The assessee company is a public sector undertaking under the Ministry of Textiles. It is engaged in the business of export and domestic sales of handicrafts, handlooms, readymade garments, carpets, jewellery etc. The assessee had filed its return of income on 31.10.2002 declaring an income of Rs.63,25,117/-. The assessment was taken for scrutiny by issuing of a notice u/s 143(2) of the Act. The scrutiny assessment was completed vide order dated 28.02.2005 by accepting the returned income as declared by the assessee. Subsequently, a notice u/s 148 of the Act was issued and duly served upon the assessee on 31.03.2009 by recording the following reasons :-

“1. In this case scrutiny assessment was completed on 28th February, 2005 for the assessee year 2002-03 at an income of Rs 63,25,120/-. The assessee was allowed deduction u/s 80HHC amounting to Rs 2,38,91,769/- which includes “Income from other sources” amounting to Rs.1,18,06,275/-. As deduction u/s 80HHC was allowable only against business income, the Act of the assessing officer is not correct. The mistake resulted in under assessment of income by Rs.54,81,158/- (as per annexure enclosed) with the consequent short levy of tax of Rs.19,56,773/-.

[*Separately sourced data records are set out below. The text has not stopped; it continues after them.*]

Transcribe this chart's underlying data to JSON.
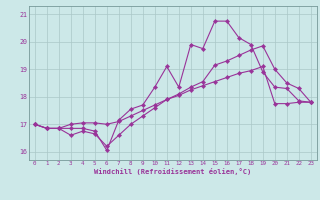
{
  "xlabel": "Windchill (Refroidissement éolien,°C)",
  "background_color": "#cce8e8",
  "grid_color": "#aac8c8",
  "line_color": "#993399",
  "xlim": [
    -0.5,
    23.5
  ],
  "ylim": [
    15.7,
    21.3
  ],
  "yticks": [
    16,
    17,
    18,
    19,
    20,
    21
  ],
  "xticks": [
    0,
    1,
    2,
    3,
    4,
    5,
    6,
    7,
    8,
    9,
    10,
    11,
    12,
    13,
    14,
    15,
    16,
    17,
    18,
    19,
    20,
    21,
    22,
    23
  ],
  "series": [
    [
      17.0,
      16.85,
      16.85,
      16.85,
      16.85,
      16.75,
      16.05,
      17.15,
      17.55,
      17.7,
      18.35,
      19.1,
      18.35,
      19.9,
      19.75,
      20.75,
      20.75,
      20.15,
      19.9,
      18.9,
      18.35,
      18.3,
      17.85,
      17.8
    ],
    [
      17.0,
      16.85,
      16.85,
      16.6,
      16.75,
      16.65,
      16.2,
      16.6,
      17.0,
      17.3,
      17.6,
      17.9,
      18.1,
      18.35,
      18.55,
      19.15,
      19.3,
      19.5,
      19.7,
      19.85,
      19.0,
      18.5,
      18.3,
      17.8
    ],
    [
      17.0,
      16.85,
      16.85,
      17.0,
      17.05,
      17.05,
      17.0,
      17.1,
      17.3,
      17.5,
      17.7,
      17.9,
      18.05,
      18.25,
      18.4,
      18.55,
      18.7,
      18.85,
      18.95,
      19.1,
      17.75,
      17.75,
      17.8,
      17.8
    ]
  ],
  "figsize": [
    3.2,
    2.0
  ],
  "dpi": 100
}
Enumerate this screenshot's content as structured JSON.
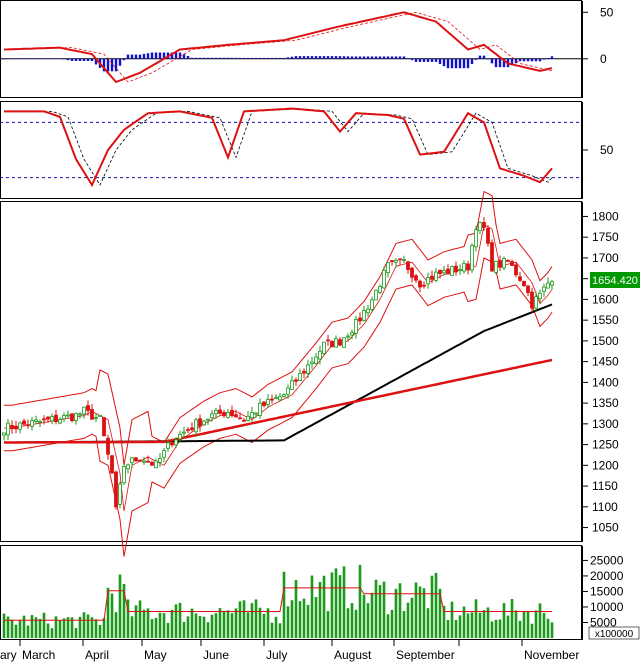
{
  "chart_data": [
    {
      "type": "line",
      "panel": "macd",
      "y_ticks": [
        "50",
        "0"
      ],
      "ylim": [
        -40,
        60
      ],
      "series": [],
      "histogram": true
    },
    {
      "type": "line",
      "panel": "stochastic",
      "y_ticks": [
        "50"
      ],
      "ylim": [
        0,
        100
      ],
      "reference_lines": [
        80,
        20
      ],
      "series": []
    },
    {
      "type": "candlestick",
      "panel": "price",
      "y_ticks": [
        "1800",
        "1750",
        "1700",
        "1650",
        "1600",
        "1550",
        "1500",
        "1450",
        "1400",
        "1350",
        "1300",
        "1250",
        "1200",
        "1150",
        "1100",
        "1050"
      ],
      "ylim": [
        1020,
        1830
      ],
      "last_price_label": "1654.420",
      "overlays": [
        "Bollinger Bands (red)",
        "MA (black)",
        "MA (red)"
      ]
    },
    {
      "type": "bar",
      "panel": "volume",
      "y_ticks": [
        "25000",
        "20000",
        "15000",
        "10000",
        "5000"
      ],
      "ylim": [
        0,
        29000
      ],
      "unit_label": "x100000"
    }
  ],
  "x_axis": {
    "months": [
      "ary",
      "March",
      "April",
      "May",
      "June",
      "July",
      "August",
      "September",
      "November"
    ]
  },
  "colors": {
    "up": "#1a9a1a",
    "down": "#dd1111",
    "macd_hist": "#1111cc",
    "ma_red": "#dd1111",
    "ma_black": "#000000",
    "grid_dash": "#1111aa",
    "price_tag_bg": "#009900"
  }
}
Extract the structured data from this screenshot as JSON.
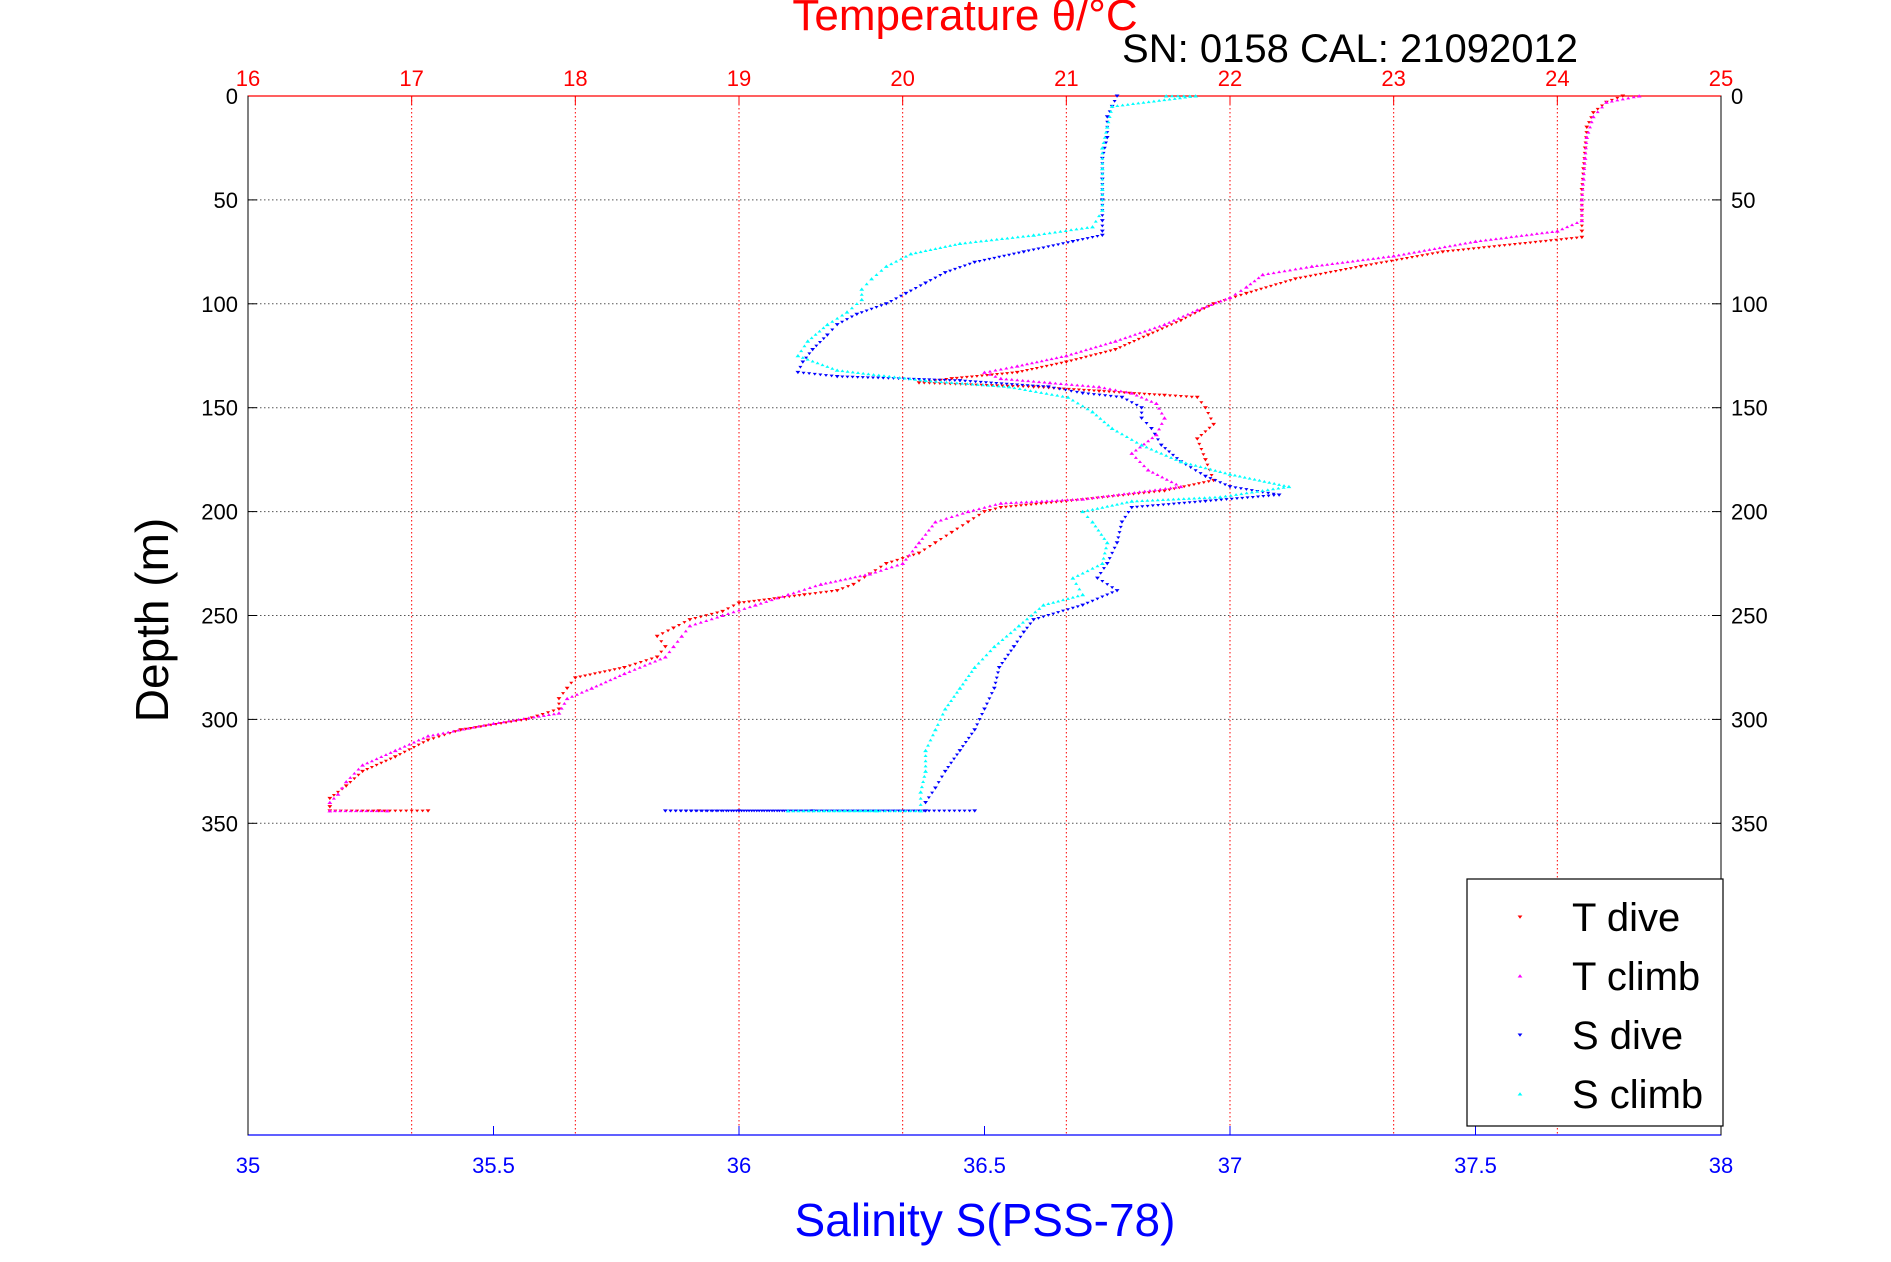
{
  "chart_data": {
    "type": "scatter",
    "title": "Temperature θ/°C",
    "subtitle": "SN: 0158  CAL: 21092012",
    "xlabel": "Salinity S(PSS-78)",
    "x2label": "Temperature θ/°C",
    "ylabel": "Depth (m)",
    "xlim": [
      35,
      38
    ],
    "x2lim": [
      16,
      25
    ],
    "ylim": [
      0,
      500
    ],
    "y_reversed": true,
    "x_ticks": [
      35,
      35.5,
      36,
      36.5,
      37,
      37.5,
      38
    ],
    "x_tick_labels": [
      "35",
      "35.5",
      "36",
      "36.5",
      "37",
      "37.5",
      "38"
    ],
    "x2_ticks": [
      16,
      17,
      18,
      19,
      20,
      21,
      22,
      23,
      24,
      25
    ],
    "x2_tick_labels": [
      "16",
      "17",
      "18",
      "19",
      "20",
      "21",
      "22",
      "23",
      "24",
      "25"
    ],
    "y_ticks": [
      0,
      50,
      100,
      150,
      200,
      250,
      300,
      350
    ],
    "y_tick_labels": [
      "0",
      "50",
      "100",
      "150",
      "200",
      "250",
      "300",
      "350"
    ],
    "grid": true,
    "legend_position": "bottom-right",
    "colors": {
      "t_dive": "#ff0000",
      "t_climb": "#ff00ff",
      "s_dive": "#0000ff",
      "s_climb": "#00ffff",
      "temperature_axis": "#ff0000",
      "salinity_axis": "#0000ff"
    },
    "series": [
      {
        "name": "T dive",
        "axis": "temperature",
        "marker": "down-triangle",
        "points": [
          [
            24.4,
            0
          ],
          [
            24.3,
            3
          ],
          [
            24.22,
            8
          ],
          [
            24.18,
            15
          ],
          [
            24.17,
            25
          ],
          [
            24.16,
            35
          ],
          [
            24.15,
            45
          ],
          [
            24.15,
            55
          ],
          [
            24.15,
            65
          ],
          [
            24.15,
            68
          ],
          [
            23.3,
            75
          ],
          [
            22.8,
            82
          ],
          [
            22.4,
            88
          ],
          [
            22.1,
            95
          ],
          [
            21.9,
            100
          ],
          [
            21.7,
            108
          ],
          [
            21.5,
            115
          ],
          [
            21.3,
            122
          ],
          [
            21.0,
            128
          ],
          [
            20.7,
            133
          ],
          [
            20.3,
            136
          ],
          [
            20.1,
            138
          ],
          [
            20.8,
            140
          ],
          [
            21.2,
            142
          ],
          [
            21.6,
            144
          ],
          [
            21.8,
            145
          ],
          [
            21.85,
            150
          ],
          [
            21.9,
            158
          ],
          [
            21.8,
            165
          ],
          [
            21.85,
            175
          ],
          [
            21.9,
            185
          ],
          [
            21.6,
            190
          ],
          [
            21.0,
            195
          ],
          [
            20.6,
            198
          ],
          [
            20.5,
            200
          ],
          [
            20.4,
            205
          ],
          [
            20.3,
            210
          ],
          [
            20.2,
            215
          ],
          [
            20.1,
            220
          ],
          [
            19.9,
            225
          ],
          [
            19.8,
            230
          ],
          [
            19.7,
            235
          ],
          [
            19.6,
            238
          ],
          [
            19.4,
            240
          ],
          [
            19.0,
            244
          ],
          [
            18.9,
            248
          ],
          [
            18.7,
            252
          ],
          [
            18.6,
            256
          ],
          [
            18.5,
            260
          ],
          [
            18.55,
            265
          ],
          [
            18.5,
            270
          ],
          [
            18.3,
            275
          ],
          [
            18.0,
            280
          ],
          [
            17.95,
            285
          ],
          [
            17.9,
            290
          ],
          [
            17.9,
            295
          ],
          [
            17.7,
            300
          ],
          [
            17.3,
            305
          ],
          [
            17.1,
            310
          ],
          [
            16.9,
            318
          ],
          [
            16.7,
            325
          ],
          [
            16.6,
            332
          ],
          [
            16.5,
            338
          ],
          [
            16.5,
            342
          ],
          [
            16.5,
            344
          ],
          [
            16.8,
            344
          ],
          [
            17.1,
            344
          ]
        ]
      },
      {
        "name": "T climb",
        "axis": "temperature",
        "marker": "up-triangle",
        "points": [
          [
            24.5,
            0
          ],
          [
            24.3,
            3
          ],
          [
            24.22,
            10
          ],
          [
            24.18,
            20
          ],
          [
            24.17,
            30
          ],
          [
            24.16,
            40
          ],
          [
            24.15,
            50
          ],
          [
            24.15,
            60
          ],
          [
            24.0,
            65
          ],
          [
            23.5,
            70
          ],
          [
            23.0,
            77
          ],
          [
            22.5,
            82
          ],
          [
            22.2,
            86
          ],
          [
            22.1,
            92
          ],
          [
            22.0,
            97
          ],
          [
            21.8,
            103
          ],
          [
            21.6,
            110
          ],
          [
            21.3,
            118
          ],
          [
            21.0,
            125
          ],
          [
            20.7,
            130
          ],
          [
            20.5,
            133
          ],
          [
            20.6,
            136
          ],
          [
            20.9,
            138
          ],
          [
            21.2,
            140
          ],
          [
            21.4,
            143
          ],
          [
            21.55,
            148
          ],
          [
            21.6,
            155
          ],
          [
            21.55,
            163
          ],
          [
            21.4,
            172
          ],
          [
            21.5,
            180
          ],
          [
            21.7,
            188
          ],
          [
            21.1,
            194
          ],
          [
            20.6,
            196
          ],
          [
            20.4,
            200
          ],
          [
            20.2,
            205
          ],
          [
            20.1,
            215
          ],
          [
            20.0,
            225
          ],
          [
            19.8,
            230
          ],
          [
            19.5,
            235
          ],
          [
            19.3,
            240
          ],
          [
            19.1,
            245
          ],
          [
            18.9,
            250
          ],
          [
            18.7,
            255
          ],
          [
            18.65,
            260
          ],
          [
            18.6,
            265
          ],
          [
            18.55,
            270
          ],
          [
            18.3,
            278
          ],
          [
            18.1,
            285
          ],
          [
            17.95,
            290
          ],
          [
            17.9,
            297
          ],
          [
            17.5,
            302
          ],
          [
            17.1,
            308
          ],
          [
            16.9,
            315
          ],
          [
            16.7,
            322
          ],
          [
            16.6,
            330
          ],
          [
            16.55,
            336
          ],
          [
            16.5,
            340
          ],
          [
            16.5,
            344
          ],
          [
            16.85,
            344
          ]
        ]
      },
      {
        "name": "S dive",
        "axis": "salinity",
        "marker": "down-triangle",
        "points": [
          [
            36.77,
            0
          ],
          [
            36.76,
            5
          ],
          [
            36.75,
            10
          ],
          [
            36.75,
            20
          ],
          [
            36.74,
            30
          ],
          [
            36.74,
            40
          ],
          [
            36.74,
            50
          ],
          [
            36.74,
            60
          ],
          [
            36.74,
            65
          ],
          [
            36.74,
            67
          ],
          [
            36.68,
            70
          ],
          [
            36.58,
            75
          ],
          [
            36.48,
            80
          ],
          [
            36.42,
            85
          ],
          [
            36.38,
            90
          ],
          [
            36.34,
            95
          ],
          [
            36.3,
            100
          ],
          [
            36.24,
            105
          ],
          [
            36.2,
            110
          ],
          [
            36.18,
            115
          ],
          [
            36.15,
            122
          ],
          [
            36.13,
            128
          ],
          [
            36.12,
            133
          ],
          [
            36.2,
            135
          ],
          [
            36.45,
            137
          ],
          [
            36.63,
            140
          ],
          [
            36.7,
            143
          ],
          [
            36.78,
            145
          ],
          [
            36.82,
            150
          ],
          [
            36.82,
            155
          ],
          [
            36.84,
            160
          ],
          [
            36.86,
            168
          ],
          [
            36.9,
            176
          ],
          [
            36.95,
            183
          ],
          [
            37.0,
            188
          ],
          [
            37.1,
            192
          ],
          [
            36.95,
            195
          ],
          [
            36.8,
            198
          ],
          [
            36.78,
            205
          ],
          [
            36.77,
            215
          ],
          [
            36.75,
            225
          ],
          [
            36.73,
            232
          ],
          [
            36.77,
            238
          ],
          [
            36.7,
            245
          ],
          [
            36.6,
            252
          ],
          [
            36.58,
            258
          ],
          [
            36.56,
            265
          ],
          [
            36.53,
            275
          ],
          [
            36.52,
            285
          ],
          [
            36.5,
            295
          ],
          [
            36.48,
            305
          ],
          [
            36.45,
            315
          ],
          [
            36.42,
            325
          ],
          [
            36.4,
            333
          ],
          [
            36.38,
            340
          ],
          [
            36.38,
            344
          ],
          [
            36.0,
            344
          ],
          [
            35.85,
            344
          ],
          [
            36.15,
            344
          ],
          [
            36.48,
            344
          ]
        ]
      },
      {
        "name": "S climb",
        "axis": "salinity",
        "marker": "up-triangle",
        "points": [
          [
            36.87,
            0
          ],
          [
            36.93,
            0
          ],
          [
            36.76,
            5
          ],
          [
            36.75,
            15
          ],
          [
            36.74,
            25
          ],
          [
            36.74,
            35
          ],
          [
            36.74,
            45
          ],
          [
            36.74,
            55
          ],
          [
            36.72,
            63
          ],
          [
            36.6,
            67
          ],
          [
            36.45,
            71
          ],
          [
            36.35,
            76
          ],
          [
            36.3,
            82
          ],
          [
            36.27,
            88
          ],
          [
            36.25,
            93
          ],
          [
            36.25,
            98
          ],
          [
            36.22,
            104
          ],
          [
            36.18,
            110
          ],
          [
            36.14,
            118
          ],
          [
            36.12,
            125
          ],
          [
            36.2,
            132
          ],
          [
            36.38,
            137
          ],
          [
            36.55,
            140
          ],
          [
            36.67,
            145
          ],
          [
            36.72,
            152
          ],
          [
            36.76,
            160
          ],
          [
            36.82,
            168
          ],
          [
            36.9,
            176
          ],
          [
            37.0,
            182
          ],
          [
            37.12,
            188
          ],
          [
            36.98,
            193
          ],
          [
            36.8,
            195
          ],
          [
            36.7,
            200
          ],
          [
            36.72,
            205
          ],
          [
            36.75,
            215
          ],
          [
            36.74,
            225
          ],
          [
            36.68,
            232
          ],
          [
            36.7,
            240
          ],
          [
            36.62,
            245
          ],
          [
            36.57,
            255
          ],
          [
            36.52,
            265
          ],
          [
            36.48,
            275
          ],
          [
            36.45,
            285
          ],
          [
            36.42,
            295
          ],
          [
            36.4,
            305
          ],
          [
            36.38,
            315
          ],
          [
            36.38,
            325
          ],
          [
            36.37,
            335
          ],
          [
            36.37,
            344
          ],
          [
            36.1,
            344
          ],
          [
            36.28,
            344
          ]
        ]
      }
    ],
    "legend": [
      "T dive",
      "T climb",
      "S dive",
      "S climb"
    ]
  }
}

2. Section 35DDA of the Income-tax Act, 1961, provides that where an assessee increases any expenditure in any previous year by way of payment of any sum to an employee at the time of his voluntary retirement, one fifth of the amount so paid shall be deducted in computing the profit and gains of the business for that previous year and the balance-shall be deducted in equal installment for each of the four immediately succeeding previous year. The assessment of M/s Handicraft & handloom Exports Corporation for the assessment year 2002-03 was completed after scrutiny in February 2005, determining an income of Rs.63,25,120/-. The assessee had debited to profit and loss account a sum of Rs.71,69,000/- on account of payment under voluntary retirement scheme which was fully allowed by the Assessing Officer whereas as per Income Tax Act, one fifth of the total expenditure of Rs.14,33,800/- was to be allowed as deduction and the remaining four fifth expenditure of Rs 57,35,2001- was to be disallowed. The mistake resulted in under assessment of income by Rs.57,35,2001- with consequent short levy of tax Rs.20,47,466/-.